In spite of its own intelligence estimate that Iran has no weapons program?
Aided and abetted and egged on (one cannot tell if it is Israel which is egging on the U.S. here, or the other way round) by Israel, the secret possessor of over 200 nuclear weapons and one of the four refusers of the NPT?
Are you kidding me?
And yet. And yet we have the idiot American media propagandizing us daily, without a touch of irony, with never a mention of Israel—except to refer to poor little Israel which feels so threatened by the possibility that Iran might some day get nuclear weapons. Poor little Israel with only 200 measly nukes, as well as rockets and submarines capable of launching them, of its own.

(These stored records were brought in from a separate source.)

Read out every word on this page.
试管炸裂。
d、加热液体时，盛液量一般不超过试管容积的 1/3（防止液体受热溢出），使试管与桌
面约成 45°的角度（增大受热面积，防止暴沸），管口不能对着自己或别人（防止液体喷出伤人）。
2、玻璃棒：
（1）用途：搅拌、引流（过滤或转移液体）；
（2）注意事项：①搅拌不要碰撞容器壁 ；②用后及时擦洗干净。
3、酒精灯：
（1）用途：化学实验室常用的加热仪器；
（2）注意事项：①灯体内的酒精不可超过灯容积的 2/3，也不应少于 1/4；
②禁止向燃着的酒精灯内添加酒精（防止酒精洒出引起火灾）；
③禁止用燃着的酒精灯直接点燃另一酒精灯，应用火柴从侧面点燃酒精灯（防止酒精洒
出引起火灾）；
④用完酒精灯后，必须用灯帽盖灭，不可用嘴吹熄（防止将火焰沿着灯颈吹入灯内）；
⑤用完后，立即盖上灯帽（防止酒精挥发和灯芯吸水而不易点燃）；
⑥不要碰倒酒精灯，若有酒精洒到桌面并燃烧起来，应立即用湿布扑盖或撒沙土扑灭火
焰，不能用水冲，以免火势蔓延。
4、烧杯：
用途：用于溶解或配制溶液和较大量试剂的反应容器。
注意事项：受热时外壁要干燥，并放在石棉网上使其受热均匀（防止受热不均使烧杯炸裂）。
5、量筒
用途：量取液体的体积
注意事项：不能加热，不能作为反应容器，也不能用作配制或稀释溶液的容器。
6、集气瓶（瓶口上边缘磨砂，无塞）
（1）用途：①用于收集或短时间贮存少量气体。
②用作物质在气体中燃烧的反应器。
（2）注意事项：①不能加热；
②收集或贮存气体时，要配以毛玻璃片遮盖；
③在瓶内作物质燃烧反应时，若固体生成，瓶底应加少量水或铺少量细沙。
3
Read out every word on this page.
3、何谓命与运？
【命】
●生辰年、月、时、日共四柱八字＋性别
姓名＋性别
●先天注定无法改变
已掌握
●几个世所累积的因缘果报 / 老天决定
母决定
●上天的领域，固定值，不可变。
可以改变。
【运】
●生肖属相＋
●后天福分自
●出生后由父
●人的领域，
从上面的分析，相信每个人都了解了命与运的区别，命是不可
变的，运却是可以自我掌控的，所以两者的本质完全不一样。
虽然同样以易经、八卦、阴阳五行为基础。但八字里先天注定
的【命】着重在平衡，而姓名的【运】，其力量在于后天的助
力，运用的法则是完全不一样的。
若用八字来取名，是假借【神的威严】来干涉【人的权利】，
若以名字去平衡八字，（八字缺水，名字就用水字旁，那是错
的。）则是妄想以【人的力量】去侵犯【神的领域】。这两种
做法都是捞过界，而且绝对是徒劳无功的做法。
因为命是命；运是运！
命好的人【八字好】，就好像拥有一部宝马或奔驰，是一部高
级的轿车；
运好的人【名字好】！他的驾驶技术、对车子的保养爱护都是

It is the height of hypocrisy. Though actually, the word hypocrisy doesn’t even begin to address the colossal gall, the provocative, calamitous, imperial arrogance of this stuff.
Not to mention the fact that this kind of threat is precisely what is prohibited in the United Nations rules and by-laws. So that what we have here, on the part of the United States and its chief enforcer Israel, is something more akin to the threats and blackmail Nazi Germany began to toss around in the years leading up to World War II.
That is what we have here. And it is time the media and the American people and the U.S.Congress began to wake up to it, and do something about it before it is too late.